Chronic pain conditions represent a complex set of painful disorders that lack a firm mechanistic understanding, and are in need of hypothesis-driven research efforts. A new focus on overlapping pain conditions is warranted to develop therapies to prevent and treat these overlapping disorders and to develop approaches to better manage pain that can be disabling. A workshop sponsored by the NIH Pain Consortium was held in the summer of 2012 titled "A Workshop on Chronic Overlapping Pain Conditions". It brought together researchers with expertise in various pain conditions and other relevant expertise to discuss these conditions and to develop a forward-thinking research agenda. The workshop focused on our current understanding of chronic overlapping pain conditions, their etiology, risk factors, mechanisms of disease, outcome measures, and diagnosis.
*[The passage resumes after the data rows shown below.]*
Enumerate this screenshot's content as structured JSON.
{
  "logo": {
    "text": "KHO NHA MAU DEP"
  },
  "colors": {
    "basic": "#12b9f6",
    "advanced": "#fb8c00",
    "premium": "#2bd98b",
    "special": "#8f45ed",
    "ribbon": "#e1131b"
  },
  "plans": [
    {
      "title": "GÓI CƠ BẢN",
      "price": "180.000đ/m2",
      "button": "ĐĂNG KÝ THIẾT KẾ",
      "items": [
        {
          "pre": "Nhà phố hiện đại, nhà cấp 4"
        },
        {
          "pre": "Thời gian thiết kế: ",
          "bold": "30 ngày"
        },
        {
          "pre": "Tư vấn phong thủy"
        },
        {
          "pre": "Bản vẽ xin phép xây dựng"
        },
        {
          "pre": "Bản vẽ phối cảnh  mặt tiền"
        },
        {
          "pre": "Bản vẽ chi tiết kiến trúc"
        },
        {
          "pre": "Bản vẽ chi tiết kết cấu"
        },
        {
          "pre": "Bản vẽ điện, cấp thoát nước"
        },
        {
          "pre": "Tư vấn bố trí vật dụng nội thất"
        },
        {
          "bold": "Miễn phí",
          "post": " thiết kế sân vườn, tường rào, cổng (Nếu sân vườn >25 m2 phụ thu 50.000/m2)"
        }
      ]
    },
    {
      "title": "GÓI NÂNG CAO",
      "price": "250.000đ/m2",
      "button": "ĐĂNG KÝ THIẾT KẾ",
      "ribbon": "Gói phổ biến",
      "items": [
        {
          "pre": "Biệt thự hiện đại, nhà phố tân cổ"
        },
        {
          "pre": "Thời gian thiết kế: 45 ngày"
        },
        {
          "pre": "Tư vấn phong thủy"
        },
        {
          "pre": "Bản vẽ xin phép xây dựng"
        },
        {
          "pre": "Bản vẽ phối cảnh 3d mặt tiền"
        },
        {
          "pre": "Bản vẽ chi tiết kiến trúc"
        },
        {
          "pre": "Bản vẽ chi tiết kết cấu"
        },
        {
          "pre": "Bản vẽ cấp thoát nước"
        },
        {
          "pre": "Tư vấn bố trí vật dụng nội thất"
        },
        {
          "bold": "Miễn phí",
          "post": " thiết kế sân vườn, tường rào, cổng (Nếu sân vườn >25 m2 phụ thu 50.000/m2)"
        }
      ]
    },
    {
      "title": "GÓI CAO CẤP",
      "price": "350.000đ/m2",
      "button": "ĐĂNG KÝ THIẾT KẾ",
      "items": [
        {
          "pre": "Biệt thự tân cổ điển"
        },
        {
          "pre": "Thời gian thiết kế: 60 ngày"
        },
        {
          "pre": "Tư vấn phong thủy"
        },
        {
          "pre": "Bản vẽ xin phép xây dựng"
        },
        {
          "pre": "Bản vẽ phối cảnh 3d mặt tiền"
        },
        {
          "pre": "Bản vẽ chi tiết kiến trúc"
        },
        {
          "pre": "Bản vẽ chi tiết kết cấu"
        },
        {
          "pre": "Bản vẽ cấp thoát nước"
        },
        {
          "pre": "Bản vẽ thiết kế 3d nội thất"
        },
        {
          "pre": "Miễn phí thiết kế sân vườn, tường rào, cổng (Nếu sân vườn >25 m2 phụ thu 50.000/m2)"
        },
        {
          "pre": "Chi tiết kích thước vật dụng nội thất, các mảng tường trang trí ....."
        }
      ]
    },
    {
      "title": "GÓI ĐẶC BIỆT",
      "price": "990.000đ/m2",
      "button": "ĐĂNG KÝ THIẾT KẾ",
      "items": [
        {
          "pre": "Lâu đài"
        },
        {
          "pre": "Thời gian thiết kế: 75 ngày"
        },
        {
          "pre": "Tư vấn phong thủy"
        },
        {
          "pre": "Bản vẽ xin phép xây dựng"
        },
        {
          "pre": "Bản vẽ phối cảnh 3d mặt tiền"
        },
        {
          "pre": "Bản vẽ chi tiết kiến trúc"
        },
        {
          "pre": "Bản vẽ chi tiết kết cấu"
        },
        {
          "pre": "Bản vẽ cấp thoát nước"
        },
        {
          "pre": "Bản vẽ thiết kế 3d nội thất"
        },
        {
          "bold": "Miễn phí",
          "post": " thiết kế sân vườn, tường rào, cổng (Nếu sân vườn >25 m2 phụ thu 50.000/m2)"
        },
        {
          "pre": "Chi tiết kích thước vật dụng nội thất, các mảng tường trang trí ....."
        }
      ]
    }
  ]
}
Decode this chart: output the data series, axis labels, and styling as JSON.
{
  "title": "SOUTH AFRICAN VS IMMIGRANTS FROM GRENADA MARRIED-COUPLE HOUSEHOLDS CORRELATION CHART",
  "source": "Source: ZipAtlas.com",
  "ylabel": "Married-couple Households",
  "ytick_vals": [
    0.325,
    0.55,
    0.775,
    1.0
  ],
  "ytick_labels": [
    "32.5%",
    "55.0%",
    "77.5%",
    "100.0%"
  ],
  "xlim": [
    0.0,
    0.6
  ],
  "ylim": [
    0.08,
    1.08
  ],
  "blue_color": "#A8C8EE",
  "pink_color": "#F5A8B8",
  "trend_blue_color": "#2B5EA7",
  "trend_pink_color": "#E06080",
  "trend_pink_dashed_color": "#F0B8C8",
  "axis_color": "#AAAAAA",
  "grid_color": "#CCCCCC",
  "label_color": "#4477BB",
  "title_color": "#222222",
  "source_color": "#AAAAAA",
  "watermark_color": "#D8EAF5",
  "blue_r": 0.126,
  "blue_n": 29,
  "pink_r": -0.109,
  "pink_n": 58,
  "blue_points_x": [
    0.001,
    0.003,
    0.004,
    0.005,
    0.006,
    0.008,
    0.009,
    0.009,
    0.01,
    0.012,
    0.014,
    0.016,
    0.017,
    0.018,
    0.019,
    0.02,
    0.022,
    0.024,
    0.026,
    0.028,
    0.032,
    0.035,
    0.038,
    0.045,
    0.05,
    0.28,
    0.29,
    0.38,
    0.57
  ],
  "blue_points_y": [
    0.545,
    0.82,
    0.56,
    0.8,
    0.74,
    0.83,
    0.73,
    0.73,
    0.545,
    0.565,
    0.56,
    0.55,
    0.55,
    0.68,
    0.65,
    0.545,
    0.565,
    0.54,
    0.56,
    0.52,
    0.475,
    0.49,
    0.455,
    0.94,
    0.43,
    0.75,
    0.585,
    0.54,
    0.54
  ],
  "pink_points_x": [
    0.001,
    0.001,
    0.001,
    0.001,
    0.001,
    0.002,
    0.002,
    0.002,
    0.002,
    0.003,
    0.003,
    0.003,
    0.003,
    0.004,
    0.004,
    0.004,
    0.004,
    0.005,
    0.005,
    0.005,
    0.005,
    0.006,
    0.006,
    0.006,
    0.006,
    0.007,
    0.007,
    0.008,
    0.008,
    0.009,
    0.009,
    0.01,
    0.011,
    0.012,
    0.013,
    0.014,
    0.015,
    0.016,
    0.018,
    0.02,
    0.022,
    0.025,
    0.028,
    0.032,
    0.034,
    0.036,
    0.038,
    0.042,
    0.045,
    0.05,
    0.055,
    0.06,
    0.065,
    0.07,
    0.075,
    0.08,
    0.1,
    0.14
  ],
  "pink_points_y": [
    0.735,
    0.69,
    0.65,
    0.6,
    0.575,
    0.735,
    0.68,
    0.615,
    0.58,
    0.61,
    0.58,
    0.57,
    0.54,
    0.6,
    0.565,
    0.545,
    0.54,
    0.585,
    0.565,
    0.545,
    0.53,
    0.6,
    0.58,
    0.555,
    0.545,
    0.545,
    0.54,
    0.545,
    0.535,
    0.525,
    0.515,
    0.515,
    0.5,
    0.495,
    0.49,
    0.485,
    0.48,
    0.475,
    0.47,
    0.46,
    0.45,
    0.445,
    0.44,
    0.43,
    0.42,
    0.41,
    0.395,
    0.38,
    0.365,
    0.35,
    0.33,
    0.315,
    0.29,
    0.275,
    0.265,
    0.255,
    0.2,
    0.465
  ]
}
Topics of discussion included epidemiology of chronic overlapping pain conditions, risk factors and mechanisms of disease, leveraging of current data sets, and new scientific approaches incorporating systems biology. The recommendations derived from this workshop have, in part, informed the development of this FOA.
Some of the overlapping pain conditions under consideration include, but are not limited to: chronic headache, migraine headache, temporomandibular joint disorder, generalized pain conditions, functional gastrointestinal disorders such as irritable bowel syndrome, endometriosis, urologic chronic pelvic pain, vulvodynia, fibromyalgia, chronic fatigue syndrome and osteoarthritis.